After a competitive RFP, benefits committee recommended renewing with Kaiser Permanente at a 12.8% renewal; the board was presented two premium options—keep existing contribution splits (≈$3.0M district impact) or move to a more employee-weighted share (≈$1.8M impact)—and the benefits team proposed StrataMed partnerships and plan enhancements funded from reserves.

The Board received the benefits and insurance committee’s FY26–27 RFP findings and premium recommendations during the Feb. 4 meeting.

Benefits staff said the district’s three‑year rate guarantee with Kaiser expired this year and that without action the district faced a projected 20–24% increase. After a formal RFP (nine medical carriers responded), Kaiser returned the most competitive offer with a 12.8% renewal; the nearest competing quote was roughly 10% higher than Kaiser’s proposed increase.

Committee presenters recommended two options for board consideration: (1) renew with Kaiser under a premium structure that preserves the district’s existing contribution percentages (75% district share for employee-only, 70% for employee+spouse/children/family), producing about a $3.0 million impact to the district budget; or (2) adopt a plan design that keeps employee-only contributions steady but reduces the district share for spouse/child/family tiers to 65%, reducing the district impact to about $1.8 million while increasing costs for those tiers. Presenters said dental and vision renewals carry smaller changes (Delta Dental ~2% increase; EyeMed unchanged).

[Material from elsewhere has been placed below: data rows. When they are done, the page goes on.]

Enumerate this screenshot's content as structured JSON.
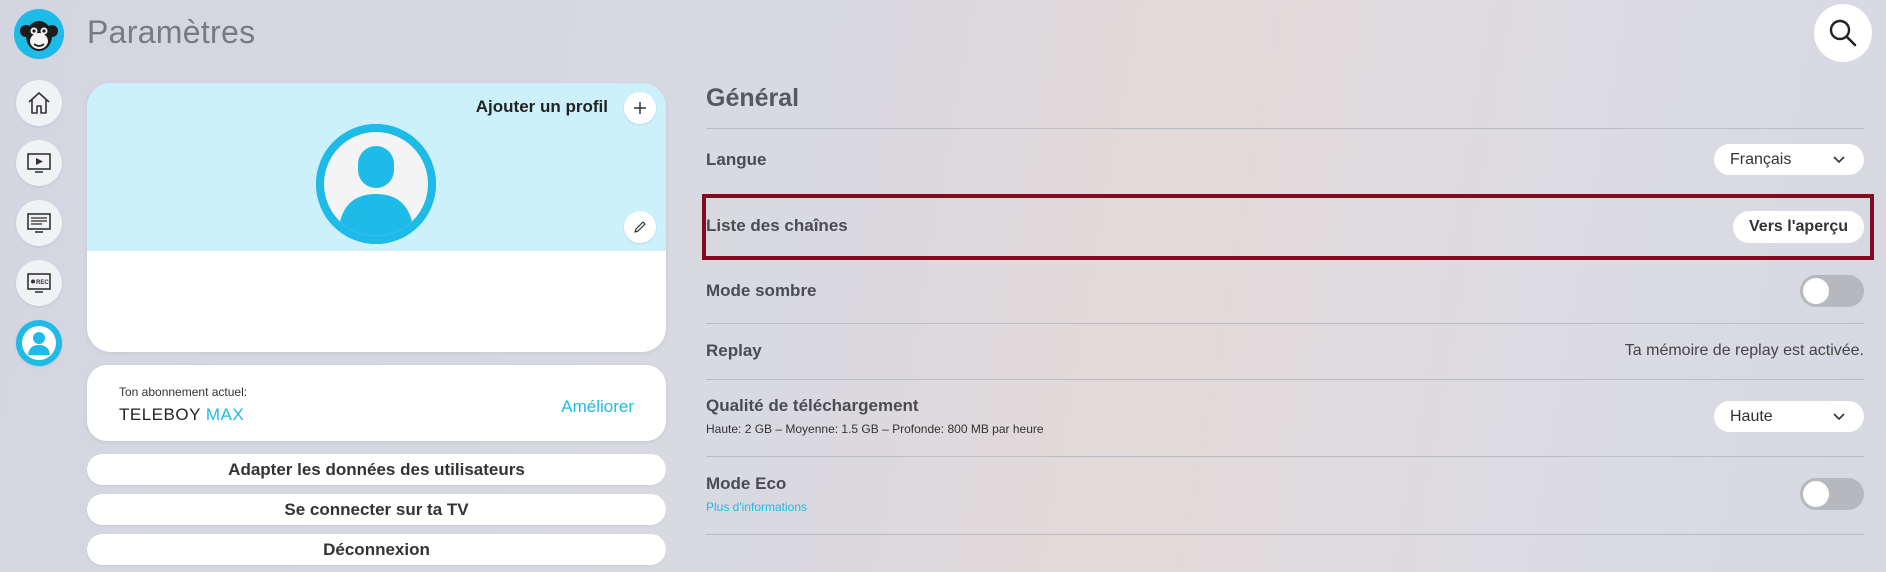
{
  "header": {
    "title": "Paramètres",
    "logo_icon": "monkey-logo-icon",
    "search_icon": "search-icon"
  },
  "nav": {
    "items": [
      {
        "name": "home",
        "icon": "home-icon"
      },
      {
        "name": "live-tv",
        "icon": "play-screen-icon"
      },
      {
        "name": "tv-guide",
        "icon": "guide-screen-icon"
      },
      {
        "name": "recordings",
        "icon": "rec-screen-icon"
      },
      {
        "name": "profile",
        "icon": "user-icon",
        "active": true
      }
    ]
  },
  "profile": {
    "add_label": "Ajouter un profil",
    "add_icon": "plus-icon",
    "edit_icon": "pencil-icon",
    "avatar_icon": "user-avatar-icon"
  },
  "subscription": {
    "label": "Ton abonnement actuel:",
    "plan_name": "TELEBOY",
    "plan_tier": "MAX",
    "upgrade_label": "Améliorer"
  },
  "account_actions": {
    "edit_user_data": "Adapter les données des utilisateurs",
    "connect_tv": "Se connecter sur ta TV",
    "logout": "Déconnexion"
  },
  "settings": {
    "section_title": "Général",
    "language": {
      "label": "Langue",
      "value": "Français"
    },
    "channel_list": {
      "label": "Liste des chaînes",
      "button": "Vers l'aperçu"
    },
    "dark_mode": {
      "label": "Mode sombre",
      "enabled": false
    },
    "replay": {
      "label": "Replay",
      "status": "Ta mémoire de replay est activée."
    },
    "download_quality": {
      "label": "Qualité de téléchargement",
      "description": "Haute: 2 GB – Moyenne: 1.5 GB – Profonde: 800 MB par heure",
      "value": "Haute"
    },
    "eco_mode": {
      "label": "Mode Eco",
      "link": "Plus d'informations",
      "enabled": false
    }
  },
  "colors": {
    "accent": "#1ebbe8",
    "highlight_border": "#7f0c1f",
    "profile_header_bg": "#cdf1fb"
  }
}
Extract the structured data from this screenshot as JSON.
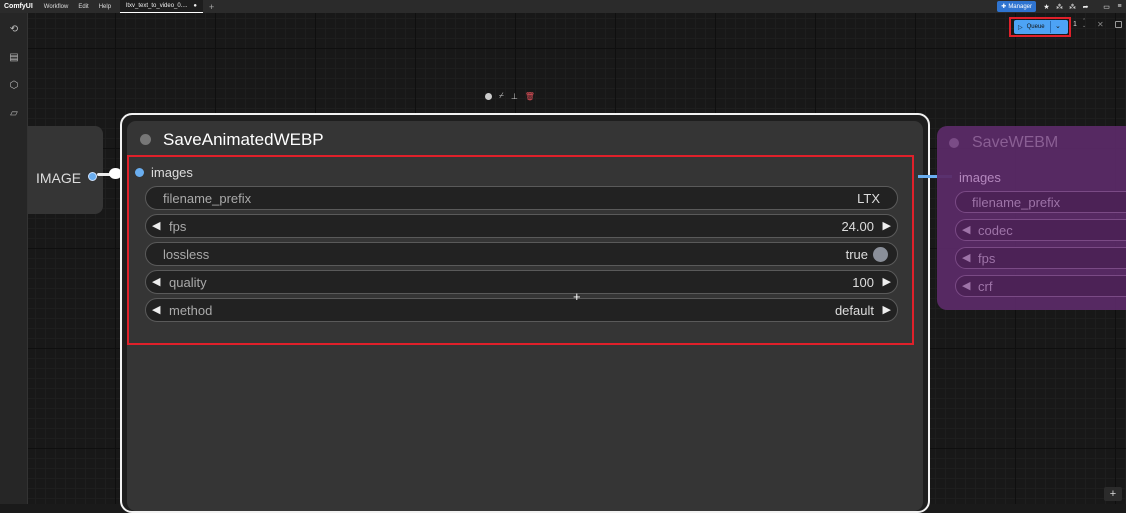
{
  "topbar": {
    "app_name": "ComfyUI",
    "menus": [
      "Workflow",
      "Edit",
      "Help"
    ],
    "active_tab": "ltxv_text_to_video_0....",
    "tab_modified_dot": "●",
    "new_tab": "+",
    "manager_label": "Manager"
  },
  "queue": {
    "label": "Queue",
    "count": "1"
  },
  "nodes": {
    "image_node": {
      "output_label": "IMAGE"
    },
    "save_webp": {
      "title": "SaveAnimatedWEBP",
      "input_label": "images",
      "widgets": [
        {
          "name": "filename_prefix",
          "value": "LTX"
        },
        {
          "name": "fps",
          "value": "24.00"
        },
        {
          "name": "lossless",
          "value": "true"
        },
        {
          "name": "quality",
          "value": "100"
        },
        {
          "name": "method",
          "value": "default"
        }
      ]
    },
    "save_webm": {
      "title": "SaveWEBM",
      "input_label": "images",
      "widgets": [
        "filename_prefix",
        "codec",
        "fps",
        "crf"
      ]
    }
  },
  "colors": {
    "accent": "#4da3f5",
    "highlight": "#e0202a",
    "webm_node": "#5a2a66"
  }
}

As part of the Kaiser renewal negotiation, presenters said Kaiser agreed to a two‑year annual rate cap (creating an effective three‑year guaranteed window) and to continue wellness funding (about $150,000 per year). The committee also proposed adding plan enhancements—doula services, bariatric surgery coverage and $0 copay chiropractic on the base plan—and a targeted, district-funded partnership with StrataMed to provide integrative care options (chiropractic, acupuncture, nutrition and other services) funded from health-plan reserves so as not to raise premiums.

Board members discussed trade-offs between keeping benefits generous (a recruitment and retention advantage) and budget constraints cited earlier by the district lobbyist. Several directors asked for additional modelling and the committee’s recommendation; the chair asked for the item to come back for formal board action at the next meeting. A show-of-thumbs among directors indicated a preference to bring option 1 (maintain prior percentage splits) to the action agenda when the board votes.

Benefits staff noted the committee will continue outreach to employees and the board about the cost/compensation trade-offs and potential complementary strategies to reduce long-term medical trend.